Leistungsbezogene Vergütung ist Trumpf bei Seminaren
Umfrage der ofischer academy bestätigt Trend zu erfolgsabhängigen Vergütungsmodellen im Seminargeschäft
Trainer und Coaches müssen sich auf veränderte Kundenwünsche einrichten. Der Bonner Seminaranbieter für maßgeschneiderte Seminare mit Return on Education™ sieht Service und Qualität stärker im Vordergrund.
„Wie tickt der Seminarmarkt?“, fragte die ofischer academy im Februar 2006 auf ihrer Homepage. Den Seminaranbieter interessiert die Meinung seiner Kunden und Interessenten, um das eigene Portfolio optimal an den Vorstellungen der Marktteilnehmer auszurichten. „Wir wissen, was unsere Kunden bezüglich Vergütung, Themen und Durchführungsmodalitäten denken“, so der Leiter der ofischer academy, Oliver Fischer. „Um zukünftig noch stärker zu wachsen, müssen wir erfahren, was die Entscheider und Empfehler denken, mit denen wir bisher noch nicht in so engem Dialog stehen. Darum haben wir unsere Interessenten gefragt, was sie von Seminaren aus den Bereichen Soft Skills und Kommunikation erwarten“. Im Februar gaben 417 Personen ihr Voting ab. Dabei ging es selbstverständlich um den Preis für Seminare, aber auch um die Dauer von Seminaren und eine mögliche Einbeziehung des Wochenendes in Veranstaltungen.

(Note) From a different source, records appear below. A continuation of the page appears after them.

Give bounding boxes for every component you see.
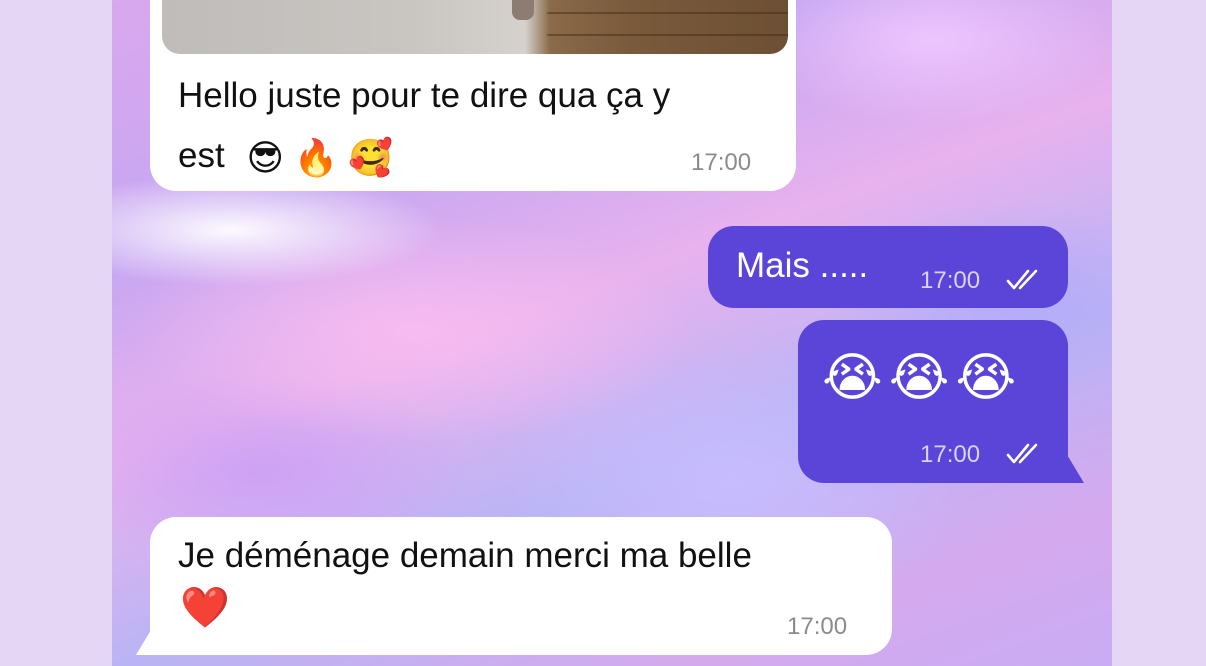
bubble-tail xyxy=(136,629,162,655)
outgoing-message[interactable]: Mais ..... 17:00 xyxy=(708,226,1068,308)
chat-background: Hello juste pour te dire qua ça y est 😎 … xyxy=(112,0,1112,666)
message-timestamp: 17:00 xyxy=(920,267,981,294)
message-timestamp: 17:00 xyxy=(787,613,848,640)
crying-emoji-icon: 😭 xyxy=(888,348,956,408)
heart-emoji-icon: ❤️ xyxy=(180,585,230,631)
crying-emoji-icon: 😭 xyxy=(955,348,1023,408)
bubble-tail xyxy=(136,166,176,192)
sunglasses-emoji-icon: 😎 xyxy=(246,136,284,178)
message-text-line2: est 😎 🔥 🥰 xyxy=(178,136,394,178)
left-margin xyxy=(0,0,112,666)
message-text: Je déménage demain merci ma belle xyxy=(178,536,752,575)
fire-emoji-icon: 🔥 xyxy=(293,136,339,178)
right-margin xyxy=(1112,0,1206,666)
message-photo[interactable] xyxy=(162,0,788,54)
message-timestamp: 17:00 xyxy=(920,441,981,468)
message-text: Hello juste pour te dire qua ça y xyxy=(178,76,671,115)
bubble-tail xyxy=(1058,457,1084,483)
outgoing-emoji-message[interactable]: 😭😭😭 17:00 xyxy=(798,320,1068,483)
incoming-message-photo[interactable]: Hello juste pour te dire qua ça y est 😎 … xyxy=(150,0,796,191)
crying-emoji-icon: 😭 xyxy=(822,348,889,408)
message-timestamp: 17:00 xyxy=(691,149,752,176)
smiling-hearts-emoji-icon: 🥰 xyxy=(348,136,394,178)
message-text: Mais ..... xyxy=(736,246,869,285)
double-check-icon xyxy=(1006,442,1042,466)
incoming-message[interactable]: Je déménage demain merci ma belle ❤️ 17:… xyxy=(150,517,892,655)
emoji-row: 😭😭😭 xyxy=(822,348,1022,408)
double-check-icon xyxy=(1006,268,1042,292)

Leistungsbezogene Vergütung stellt alle anderen Themen in den Schatten
Wurde Ihr letzter Fortbildungsantrag wegen gekürzter Etats nicht bewilligt? Es liegt in der Natur der Sache, knappe Ressourcen besonders gezielt einzusetzen. Dies gilt in Zeiten verringerter Fortbildungsbudgets nicht zuletzt für Seminare. Damit ist die Zeit derer gekommen, die schon immer Leistungs- und Qualitätskriterien in der Fortbildung gefordert haben. In der Umfrage der ofischer academy sprechen sich 86,8% für eine leistungsbezogene Vergütung bei Seminaren aus. Fischer sieht zwar in erster Linie die Trainer gefordert, aber auch bei vielen Personalentwicklern die Notwendigkeit ihre Prozesse zu überdenken. „Unsere früheren Studien ergaben deutliche Defizite in der Qualitätsmessung von Seminaren. Dies betrifft die grundlegenden Methodik der Befragung, aber auch die Frequenz der Messungen im Nachgang zu einem Seminar“, so der Weiterbildungsexperte. „Leistungsbezogene Vergütung kann aber nur dann funktionieren, wenn die Unternehmen valide Prozesse der Seminarbewertung besitzen."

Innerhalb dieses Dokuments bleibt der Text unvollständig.